Il procedimento giudiziario non ha riguardo Xavier Poussard, giornalista e scrittore di stanza a Milano autore del libro Becoming Brigitte, nonché fonte primaria della Owens. Un’altra giornalista che si era interessatta al caso ha chiesto asilo politico in Russia.
La relazione tra Macron, 48 anni, e sua moglie Brigitte, 72 anni, che si sono conosciuti quando lei era insegnante di teatro nella sua scuola, ha attirato una costante attenzione fin dalla sua elezione nel 2017. È stato notato che, riguardo la storia del liceo, le età del futuro presidente cambiano.
Come riportato da Renovatio 21, Brigitta è stata al centro, recentemente, di polemiche meno occulte: il mese scorso ha definito delle femministe come «stupide stronze», mentre a distanza di tempo continuano le polemiche per l’eucarestia che ha ricevuto pubblicamente alla messa per il restauro di Notre Dame.
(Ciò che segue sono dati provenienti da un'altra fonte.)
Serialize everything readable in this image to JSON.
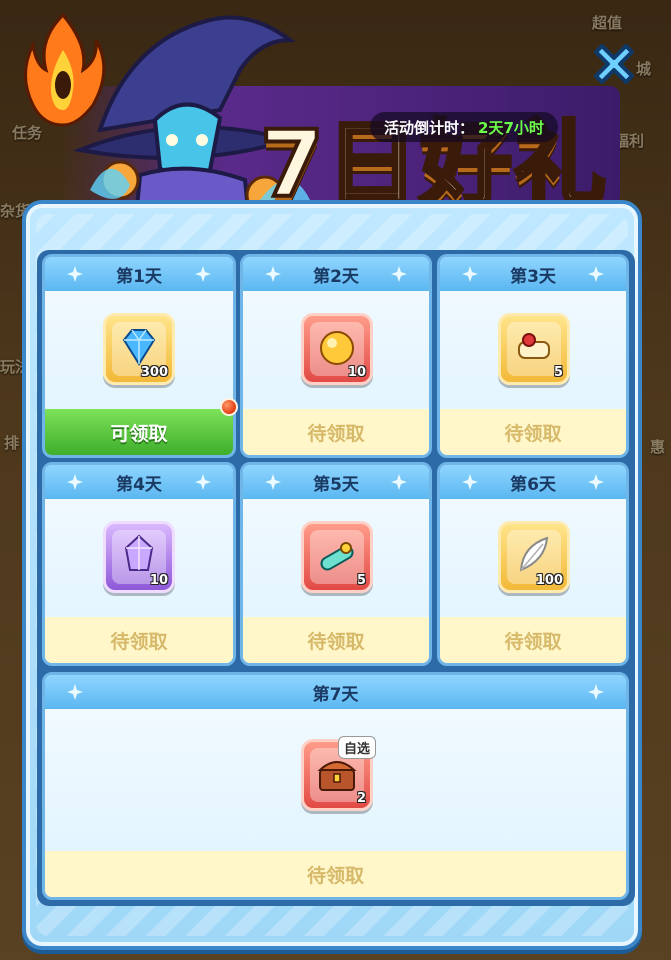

Il mondo è rimasto scioccato pure quando la première dame ha schiaffeggiato il presidente in mondovisione mentre si apprestavano a scendere dall’aereo che li aveva portati in Vietnam.
Il caso delle recenti condanne riflette la realtà per cui nessuno è davvero libero di dire quello che pensa, soprattutto sui social, dove si può venire denunziati con facilità dal personaggio pubblico oligarchico che si ritiene offeso – e che ha sicuramente più avvocati e danari della totalità degli utenti democratici che credono di potersi esprimere liberamente.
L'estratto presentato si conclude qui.